Sagar Jain Sagar Jain -4 years ago 69
Linux Question

"current" in Linux kernel code

As I was going through the below chunk of Linux char driver code, I found the structure pointer

current
in
printk
.

I want to know what structure the
current
is pointing to and its complete elements.

What purpose does this structure serve?

ssize_t sleepy_read (struct file *filp, char __user *buf, size_t count, loff_t *pos)
{
printk(KERN_DEBUG "process %i (%s) going to sleep\n",
current->pid, current->comm);
wait_event_interruptible(wq, flag != 0);
flag = 0;
printk(KERN_DEBUG "awoken %i (%s)\n", current->pid, current->comm);
return 0;
}

Answer Source

It is a pointer to the current process ie, the process which has issued the system call.

From the docs:

The Current Process

Although kernel modules don't execute sequentially as applications do, most actions performed by the kernel are related to a specific process. Kernel code can know the current process driving it by accessing the global item current, a pointer to struct task_struct, which as of version 2.4 of the kernel is declared in <asm/current.h>, included by <linux/sched.h>. The current pointer refers to the user process currently executing. During the execution of a system call, such as open or read, the current process is the one that invoked the call. Kernel code can use process-specific information by using current, if it needs to do so. An example of this technique is presented in "Access Control on a Device File", in Chapter 5, "Enhanced Char Driver Operations".

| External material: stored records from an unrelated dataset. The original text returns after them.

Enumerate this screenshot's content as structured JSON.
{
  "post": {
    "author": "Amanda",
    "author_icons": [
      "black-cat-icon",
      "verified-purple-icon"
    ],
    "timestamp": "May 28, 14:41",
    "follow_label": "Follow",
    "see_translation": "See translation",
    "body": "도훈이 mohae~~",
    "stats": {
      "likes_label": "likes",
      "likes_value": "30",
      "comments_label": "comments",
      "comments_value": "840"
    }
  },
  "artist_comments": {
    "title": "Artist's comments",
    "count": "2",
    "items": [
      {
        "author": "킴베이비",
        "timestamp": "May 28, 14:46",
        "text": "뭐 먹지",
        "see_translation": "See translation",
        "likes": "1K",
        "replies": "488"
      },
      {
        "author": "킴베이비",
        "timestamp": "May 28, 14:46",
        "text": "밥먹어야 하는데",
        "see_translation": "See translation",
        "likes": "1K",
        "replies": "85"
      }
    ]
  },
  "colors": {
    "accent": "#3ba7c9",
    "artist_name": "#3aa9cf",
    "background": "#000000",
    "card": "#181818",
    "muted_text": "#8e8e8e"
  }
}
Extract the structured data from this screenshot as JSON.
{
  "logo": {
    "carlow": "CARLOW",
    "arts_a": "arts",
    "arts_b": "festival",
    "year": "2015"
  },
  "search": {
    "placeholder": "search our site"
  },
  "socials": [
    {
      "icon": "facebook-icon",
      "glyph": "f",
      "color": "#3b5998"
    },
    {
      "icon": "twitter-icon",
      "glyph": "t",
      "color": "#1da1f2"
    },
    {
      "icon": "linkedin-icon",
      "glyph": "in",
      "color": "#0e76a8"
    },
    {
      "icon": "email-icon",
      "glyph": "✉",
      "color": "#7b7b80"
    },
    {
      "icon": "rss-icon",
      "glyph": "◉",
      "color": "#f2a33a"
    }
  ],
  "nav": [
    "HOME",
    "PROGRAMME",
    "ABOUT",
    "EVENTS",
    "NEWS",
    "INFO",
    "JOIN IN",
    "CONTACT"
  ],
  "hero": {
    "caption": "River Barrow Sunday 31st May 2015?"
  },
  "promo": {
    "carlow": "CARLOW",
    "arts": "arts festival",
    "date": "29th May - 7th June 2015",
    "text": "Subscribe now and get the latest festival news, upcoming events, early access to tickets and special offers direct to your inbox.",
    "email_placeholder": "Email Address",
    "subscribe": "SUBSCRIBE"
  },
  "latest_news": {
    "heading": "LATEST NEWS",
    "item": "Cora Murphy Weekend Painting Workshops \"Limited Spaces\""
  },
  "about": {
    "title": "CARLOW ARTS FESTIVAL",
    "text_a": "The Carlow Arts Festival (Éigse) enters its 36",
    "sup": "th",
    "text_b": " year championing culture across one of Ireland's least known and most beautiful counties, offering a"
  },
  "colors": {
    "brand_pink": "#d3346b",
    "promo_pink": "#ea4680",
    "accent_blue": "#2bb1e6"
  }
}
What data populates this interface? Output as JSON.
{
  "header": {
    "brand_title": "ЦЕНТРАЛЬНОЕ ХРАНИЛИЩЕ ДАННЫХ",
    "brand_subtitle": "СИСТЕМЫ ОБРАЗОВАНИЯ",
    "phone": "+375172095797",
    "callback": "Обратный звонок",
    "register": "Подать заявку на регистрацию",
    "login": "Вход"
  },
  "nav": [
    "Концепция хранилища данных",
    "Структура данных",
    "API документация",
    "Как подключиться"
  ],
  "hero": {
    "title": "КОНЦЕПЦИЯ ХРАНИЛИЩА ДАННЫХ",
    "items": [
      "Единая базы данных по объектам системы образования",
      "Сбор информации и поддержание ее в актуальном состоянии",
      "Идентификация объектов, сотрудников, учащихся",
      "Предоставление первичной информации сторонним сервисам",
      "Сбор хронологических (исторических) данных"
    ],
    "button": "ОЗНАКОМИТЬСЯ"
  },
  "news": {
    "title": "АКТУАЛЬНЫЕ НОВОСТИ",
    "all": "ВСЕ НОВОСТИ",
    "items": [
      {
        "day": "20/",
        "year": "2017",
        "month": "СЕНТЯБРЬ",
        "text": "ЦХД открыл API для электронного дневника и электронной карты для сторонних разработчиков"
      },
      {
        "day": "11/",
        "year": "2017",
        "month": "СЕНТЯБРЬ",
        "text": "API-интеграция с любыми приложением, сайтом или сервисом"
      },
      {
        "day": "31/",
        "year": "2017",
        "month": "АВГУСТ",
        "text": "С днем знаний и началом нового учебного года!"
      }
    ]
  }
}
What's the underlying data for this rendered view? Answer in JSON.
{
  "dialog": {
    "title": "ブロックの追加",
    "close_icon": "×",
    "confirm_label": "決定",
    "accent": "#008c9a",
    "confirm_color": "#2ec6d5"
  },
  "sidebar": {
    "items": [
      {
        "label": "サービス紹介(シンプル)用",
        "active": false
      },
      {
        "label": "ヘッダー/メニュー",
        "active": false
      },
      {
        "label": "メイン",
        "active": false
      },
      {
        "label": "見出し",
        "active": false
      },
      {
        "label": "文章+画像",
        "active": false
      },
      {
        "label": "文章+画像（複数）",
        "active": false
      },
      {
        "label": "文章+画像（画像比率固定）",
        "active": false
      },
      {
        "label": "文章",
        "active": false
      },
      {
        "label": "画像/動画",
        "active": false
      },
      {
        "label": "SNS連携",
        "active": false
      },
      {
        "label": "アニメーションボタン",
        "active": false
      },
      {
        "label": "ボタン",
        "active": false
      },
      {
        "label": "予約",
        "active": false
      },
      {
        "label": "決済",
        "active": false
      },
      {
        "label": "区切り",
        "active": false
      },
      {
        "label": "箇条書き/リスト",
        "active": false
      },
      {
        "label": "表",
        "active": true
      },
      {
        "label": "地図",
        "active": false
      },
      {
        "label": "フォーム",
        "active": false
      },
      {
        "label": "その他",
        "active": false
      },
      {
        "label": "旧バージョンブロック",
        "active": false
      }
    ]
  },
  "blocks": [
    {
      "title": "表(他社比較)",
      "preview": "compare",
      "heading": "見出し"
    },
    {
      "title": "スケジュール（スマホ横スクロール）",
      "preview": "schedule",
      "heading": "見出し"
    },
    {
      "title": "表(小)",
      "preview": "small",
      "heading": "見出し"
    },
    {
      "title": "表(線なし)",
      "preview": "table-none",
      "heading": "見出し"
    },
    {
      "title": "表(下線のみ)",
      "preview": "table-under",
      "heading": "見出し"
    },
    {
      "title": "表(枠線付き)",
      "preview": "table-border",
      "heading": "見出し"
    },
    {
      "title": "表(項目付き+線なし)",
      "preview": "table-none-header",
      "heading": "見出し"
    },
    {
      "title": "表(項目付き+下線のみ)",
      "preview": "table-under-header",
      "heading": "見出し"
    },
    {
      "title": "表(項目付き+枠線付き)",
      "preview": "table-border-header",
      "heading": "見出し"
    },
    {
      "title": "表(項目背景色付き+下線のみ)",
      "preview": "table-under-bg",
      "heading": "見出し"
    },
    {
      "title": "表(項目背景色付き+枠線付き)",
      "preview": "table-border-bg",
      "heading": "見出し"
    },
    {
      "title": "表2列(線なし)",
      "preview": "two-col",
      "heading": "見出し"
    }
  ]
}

Actually, current is not properly a global variable any more, like it was in the first Linux kernels. The developers optimized access to the structure describing the current process by hiding it in the stack page. You can look at the details of current in <asm/current.h>. While the code you'll look at might seem hairy, we must keep in mind that Linux is an SMP-compliant system, and a global variable simply won't work when you are dealing with multiple CPUs. The details of the implementation remain hidden to other kernel subsystems though, and a device driver can just include and refer to the current process.

From a module's point of view, current is just like the external reference printk. A module can refer to current wherever it sees fit. For example, the following statement prints the process ID and the command name of the current process by accessing certain fields in struct task_struct:

 printk("The process is \"%s\" (pid %i)\n",
  current->comm, current->pid);

The command name stored in current->comm is the base name of the program file that is being executed by the current process.